Deep Scene Flow Learning: From 2D Images to 3D Point Clouds

IEEE Trans Pattern Anal Mach Intell. 2024 Jan;46(1):185-208. doi: 10.1109/TPAMI.2023.3319448. Epub 2023 Dec 5.

Abstract

Scene flow describes the 3D motion in a scene. It can be modeled as a single task or as a composite of the auxiliary tasks of depth, camera motion, and optical flow estimation. Deep learning's emergence in recent years has broadened the horizons for new methodologies in estimating these tasks, either as separate tasks or as joint tasks to reconstruct the scene flow. The sequence of images that are either synthesized or captured by a camera is used as input for these methods, which face the challenge of dealing with various situations in images to provide the most accurate motion, such as image quality.

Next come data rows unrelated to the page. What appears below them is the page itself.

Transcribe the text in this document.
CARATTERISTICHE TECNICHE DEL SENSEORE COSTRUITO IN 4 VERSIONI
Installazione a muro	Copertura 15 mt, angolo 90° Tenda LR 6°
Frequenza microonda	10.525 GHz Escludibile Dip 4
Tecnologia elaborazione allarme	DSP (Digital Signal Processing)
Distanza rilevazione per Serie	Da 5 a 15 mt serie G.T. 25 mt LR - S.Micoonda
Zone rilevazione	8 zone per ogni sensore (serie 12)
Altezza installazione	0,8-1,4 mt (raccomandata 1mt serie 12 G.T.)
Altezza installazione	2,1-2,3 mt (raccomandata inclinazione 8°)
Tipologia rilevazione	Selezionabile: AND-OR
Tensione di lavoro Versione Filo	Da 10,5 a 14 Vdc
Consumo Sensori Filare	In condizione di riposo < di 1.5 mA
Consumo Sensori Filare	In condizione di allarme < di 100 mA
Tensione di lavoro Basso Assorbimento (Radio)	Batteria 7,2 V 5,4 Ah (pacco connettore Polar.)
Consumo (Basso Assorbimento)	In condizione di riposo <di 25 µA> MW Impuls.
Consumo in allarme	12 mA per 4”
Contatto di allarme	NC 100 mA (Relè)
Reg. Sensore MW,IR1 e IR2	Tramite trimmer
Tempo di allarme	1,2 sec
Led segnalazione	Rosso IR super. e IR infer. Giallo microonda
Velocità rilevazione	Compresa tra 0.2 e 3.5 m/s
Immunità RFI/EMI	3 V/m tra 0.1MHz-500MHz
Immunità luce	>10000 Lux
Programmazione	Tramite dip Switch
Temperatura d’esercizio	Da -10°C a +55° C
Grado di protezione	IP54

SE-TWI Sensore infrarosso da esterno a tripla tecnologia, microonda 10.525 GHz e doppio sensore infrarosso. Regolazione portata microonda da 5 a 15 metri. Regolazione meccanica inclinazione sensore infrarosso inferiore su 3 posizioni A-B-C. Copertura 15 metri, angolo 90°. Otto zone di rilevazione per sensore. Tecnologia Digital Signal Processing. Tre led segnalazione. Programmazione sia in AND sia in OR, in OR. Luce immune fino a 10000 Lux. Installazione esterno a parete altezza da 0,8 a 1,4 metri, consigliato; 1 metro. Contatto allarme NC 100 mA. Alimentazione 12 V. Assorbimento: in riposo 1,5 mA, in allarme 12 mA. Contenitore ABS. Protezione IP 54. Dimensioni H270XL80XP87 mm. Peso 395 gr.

Nowadays, images have been superseded by point clouds, which provide 3D information, thereby expediting and enhancing the estimated motion. In this paper, we dig deeply into scene flow estimation in the deep learning era. We provide a comprehensive overview of the important topics regarding both image-based and point-cloud-based methods. In addition, we cover the methodologies for each category, highlighting the network architecture. Furthermore, we provide a comparison between these methods in terms of performance and efficiency. Finally, we conclude this survey with insights and discussions on the open issues and future research directions.